I’m just about as insecure as the next guy. I mean, I hold my own in a discussion, I conduct choirs and orchestras with a minimum of challenges, I speak in front of groups about the Bible with no trouble at all, I can even handle a classroom full of junior high kids for 80 minutes at a time.
But I’ve never gotten past the idea I have about my being physically undesirable. It’s terribly difficult to put myself in situations to ask out girls (which I’ve done three times in my life, being shot down very recently without even as much as a second hearing). I just never think any girl alive (or even guy for that matter) would ever want me. I would categorize myself as clumsy and awkward, even though most people would probably label me as confident.
So when a guy gives me attention, whether it’s questionable or not, I tend to freak out a little.
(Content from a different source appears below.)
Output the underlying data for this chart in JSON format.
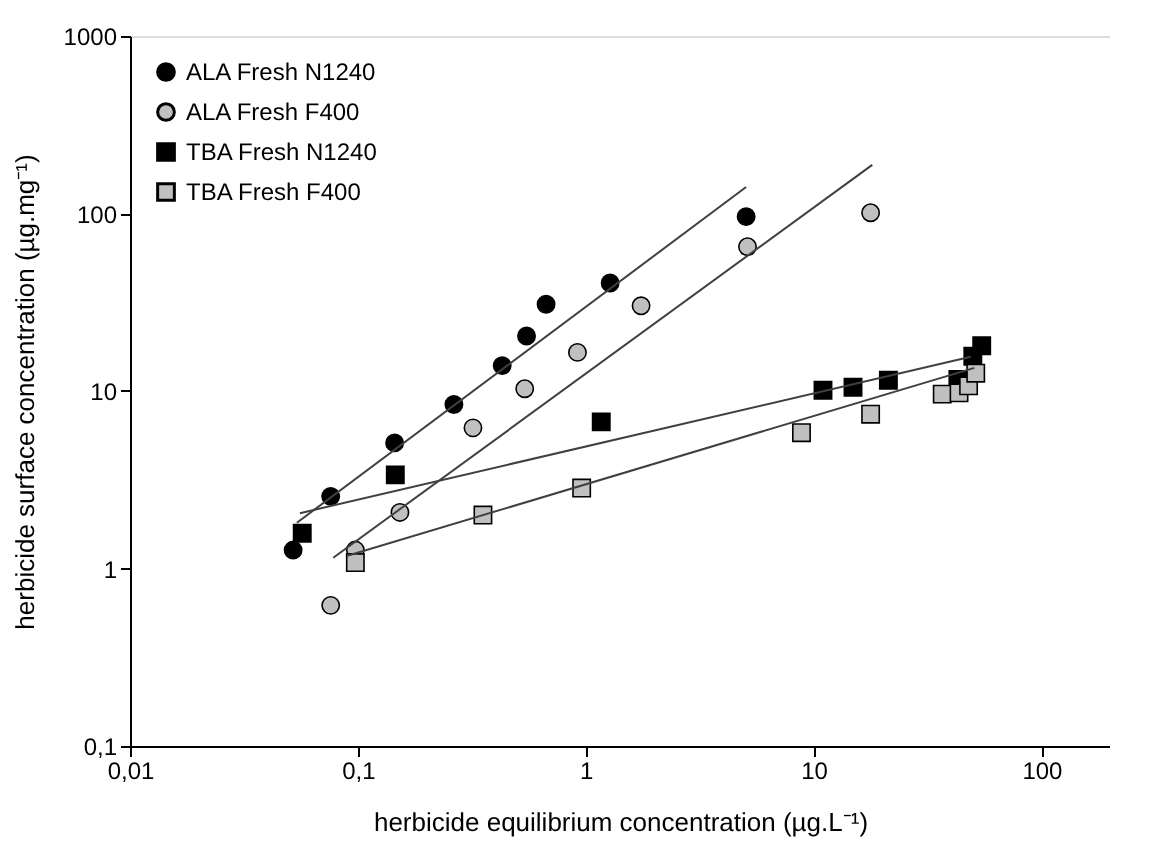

If it’s overt and crass, it’s very easy to dismiss. But if it’s more subtle and relational…that’s a bit more of a challenge.
This is not just my problem as a man attracted to other men. Some of my straight friends have echoed their insecurities and their susceptibility to attention from, in their case, the opposite sex. So what’s a man to do?
First, and probably hardest, is to flee the temptation. When you feel starved for affection (and I’m not just talking physical here, folks), it’s hard to push that away. It doesn’t always involve running and screaming from the room, either. What it does seem to involve is removing oneself at the very least emotionally and by making that tough decision to live out of the Gospel: that is, to renounce one’s sinful desires for the one through whom our sanctification comes, namely, Christ. This isn’t a rejection borne of behavior modification, but rather one which is a fruit of repentance which will demonstrate itself in the life of the believer. This is crucial. Anything else is simply a white-washed white-knuckled affair that is not biblical repentance.
Second, is confession of sin. Confession of sin to others is vital. It helps to keep one free of the enticing comfort of secret sin. Secret sin seems all the more sweet because one can appear to be a wonderful, upstanding saint if no one knows the dark recesses of one’s depravity. Confession also keeps us humble, for by shining the light of accountability into the dark corners of our soul, we can never begin to think we’re pulling this Christian life off without a hitch. Indeed, we will be shown the opposite and such ugliness will drive us to the feet of Him who washed us in His blood.
The Gospel is everything. Repent and believe that Christ died for your sin. I’m not appealing to your will…I’m making an incredible statement which, if the Lord sees fit, will be used by the Spirit to regenerate someone.